A painting featuring a Ku Klux Klan member was removed as a candidate for exhibition at the National Academy of Sciences last week after several employes objected to the image it portrayed.

The painting was one of 27 submitted by Jere Allen, a University of Mississippi art professor, for inclusion in one of the periodic shows at the Academy building at 2101 Constitution Ave. NW, according to Frederica Wwechsler, art curator of the Academy.

Titled "Clouds and Shadows," it shows a hooded klansman, his face bare, lurking in the shadows. Wechsler said the painting was inspired by the artist's repugnance at efforts by some klansmen to hold a raly near Oxford, Miss., last year.

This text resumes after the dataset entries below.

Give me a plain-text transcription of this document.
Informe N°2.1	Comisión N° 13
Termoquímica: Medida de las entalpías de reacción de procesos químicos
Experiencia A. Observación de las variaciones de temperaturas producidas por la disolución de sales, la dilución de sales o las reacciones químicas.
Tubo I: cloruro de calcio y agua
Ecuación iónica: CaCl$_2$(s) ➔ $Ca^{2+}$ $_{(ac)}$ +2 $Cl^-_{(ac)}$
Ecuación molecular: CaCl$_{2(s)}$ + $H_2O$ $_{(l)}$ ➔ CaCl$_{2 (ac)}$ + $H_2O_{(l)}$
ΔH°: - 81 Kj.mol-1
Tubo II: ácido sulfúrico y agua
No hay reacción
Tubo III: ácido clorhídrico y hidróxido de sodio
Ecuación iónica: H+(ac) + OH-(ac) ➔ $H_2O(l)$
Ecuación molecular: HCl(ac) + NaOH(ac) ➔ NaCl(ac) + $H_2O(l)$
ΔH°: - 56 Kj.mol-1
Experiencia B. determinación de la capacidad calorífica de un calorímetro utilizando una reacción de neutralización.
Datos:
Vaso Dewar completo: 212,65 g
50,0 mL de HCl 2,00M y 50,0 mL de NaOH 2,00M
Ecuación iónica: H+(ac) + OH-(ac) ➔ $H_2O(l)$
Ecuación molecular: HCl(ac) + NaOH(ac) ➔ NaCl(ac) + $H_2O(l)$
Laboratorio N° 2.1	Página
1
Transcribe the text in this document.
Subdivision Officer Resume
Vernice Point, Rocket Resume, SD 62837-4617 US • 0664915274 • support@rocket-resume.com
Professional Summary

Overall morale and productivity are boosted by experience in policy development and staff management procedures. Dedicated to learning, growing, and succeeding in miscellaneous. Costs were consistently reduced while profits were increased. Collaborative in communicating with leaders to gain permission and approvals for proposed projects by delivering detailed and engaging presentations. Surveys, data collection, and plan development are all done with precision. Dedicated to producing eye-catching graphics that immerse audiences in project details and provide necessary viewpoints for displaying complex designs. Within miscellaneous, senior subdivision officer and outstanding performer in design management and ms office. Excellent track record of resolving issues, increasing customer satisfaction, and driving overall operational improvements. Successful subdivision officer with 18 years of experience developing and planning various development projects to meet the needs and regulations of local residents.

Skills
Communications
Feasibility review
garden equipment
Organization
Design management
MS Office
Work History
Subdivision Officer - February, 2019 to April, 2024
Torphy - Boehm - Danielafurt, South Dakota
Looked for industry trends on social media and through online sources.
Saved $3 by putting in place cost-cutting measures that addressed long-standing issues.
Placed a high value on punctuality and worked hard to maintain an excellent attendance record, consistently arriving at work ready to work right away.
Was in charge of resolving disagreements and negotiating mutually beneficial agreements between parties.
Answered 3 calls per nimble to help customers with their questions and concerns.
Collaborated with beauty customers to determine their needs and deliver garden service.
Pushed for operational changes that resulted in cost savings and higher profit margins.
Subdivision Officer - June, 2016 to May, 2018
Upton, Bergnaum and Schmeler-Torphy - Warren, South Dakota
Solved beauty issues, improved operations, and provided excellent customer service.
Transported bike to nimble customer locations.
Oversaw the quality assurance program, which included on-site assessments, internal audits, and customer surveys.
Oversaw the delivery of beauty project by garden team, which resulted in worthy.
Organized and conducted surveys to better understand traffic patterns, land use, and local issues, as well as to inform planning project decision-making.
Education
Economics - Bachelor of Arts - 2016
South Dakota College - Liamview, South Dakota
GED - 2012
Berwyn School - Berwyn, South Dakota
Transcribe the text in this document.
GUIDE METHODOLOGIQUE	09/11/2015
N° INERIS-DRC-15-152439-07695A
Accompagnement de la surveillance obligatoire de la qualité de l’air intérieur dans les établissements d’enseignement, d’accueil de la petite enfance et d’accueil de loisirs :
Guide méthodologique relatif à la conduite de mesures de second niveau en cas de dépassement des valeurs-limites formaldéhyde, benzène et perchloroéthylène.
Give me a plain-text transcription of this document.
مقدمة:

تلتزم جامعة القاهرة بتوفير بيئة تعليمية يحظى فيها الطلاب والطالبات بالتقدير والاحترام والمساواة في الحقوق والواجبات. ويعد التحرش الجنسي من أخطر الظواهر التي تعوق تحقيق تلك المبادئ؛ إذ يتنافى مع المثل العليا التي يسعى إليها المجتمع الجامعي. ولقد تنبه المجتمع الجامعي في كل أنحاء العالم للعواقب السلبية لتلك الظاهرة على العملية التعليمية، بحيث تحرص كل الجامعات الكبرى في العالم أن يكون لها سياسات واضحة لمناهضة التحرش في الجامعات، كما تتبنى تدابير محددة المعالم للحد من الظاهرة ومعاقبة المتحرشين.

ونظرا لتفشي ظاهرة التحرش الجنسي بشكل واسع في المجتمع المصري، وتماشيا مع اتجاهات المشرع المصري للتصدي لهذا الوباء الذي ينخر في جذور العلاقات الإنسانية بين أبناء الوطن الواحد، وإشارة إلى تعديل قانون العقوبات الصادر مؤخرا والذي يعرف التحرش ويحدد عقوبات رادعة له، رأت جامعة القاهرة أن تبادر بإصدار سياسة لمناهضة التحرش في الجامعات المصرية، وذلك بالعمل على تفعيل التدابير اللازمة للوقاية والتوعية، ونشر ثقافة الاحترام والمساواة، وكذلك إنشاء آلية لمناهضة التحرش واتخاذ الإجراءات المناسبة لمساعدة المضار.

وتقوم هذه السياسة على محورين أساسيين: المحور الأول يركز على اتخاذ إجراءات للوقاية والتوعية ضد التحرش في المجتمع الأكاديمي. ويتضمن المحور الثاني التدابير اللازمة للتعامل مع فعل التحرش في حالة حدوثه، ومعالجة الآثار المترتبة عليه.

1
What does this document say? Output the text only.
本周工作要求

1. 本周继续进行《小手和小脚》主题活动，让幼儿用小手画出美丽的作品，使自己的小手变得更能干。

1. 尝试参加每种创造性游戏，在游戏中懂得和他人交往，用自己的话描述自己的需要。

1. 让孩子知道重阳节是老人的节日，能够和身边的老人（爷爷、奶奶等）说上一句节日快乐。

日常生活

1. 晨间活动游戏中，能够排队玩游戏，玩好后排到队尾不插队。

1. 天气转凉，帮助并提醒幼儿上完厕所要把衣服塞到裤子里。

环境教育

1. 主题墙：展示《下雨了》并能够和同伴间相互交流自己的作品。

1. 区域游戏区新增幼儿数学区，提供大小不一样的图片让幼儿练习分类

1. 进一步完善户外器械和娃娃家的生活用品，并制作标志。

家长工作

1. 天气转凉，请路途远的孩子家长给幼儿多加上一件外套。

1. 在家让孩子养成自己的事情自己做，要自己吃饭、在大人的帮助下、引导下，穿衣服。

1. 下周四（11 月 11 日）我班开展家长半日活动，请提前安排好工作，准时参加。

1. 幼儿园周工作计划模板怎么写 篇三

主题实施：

"It's clearly an editorial statement," she said. "The subject is obviously not a very nice fellow."

Wechsler said the painting was propped against a wall in an office with the others while she considered which to choose for the exhibit. On Jan. 12, before selecting any of the 23 paintings ultimately hung, she received two calls protesting the possible display of the klansman picture.

One of the callers hadn't even seen the painting but had heard it portrayed a klansman. The other said, "'I hate that symbol. It scares me,'" Wechsler said. She identified the callers only as "people who work here."

"It was obvious they didn't see the painting the same way I did," she said, "but since the purpose of the exhibits is to make this a more beautiful and pleasant place to work, I had to question what service we would provide by hanging it. If we were a gallery, I might feel differently. The artist has a right to his expression."

The exhibit will continue at the Academy through March 31.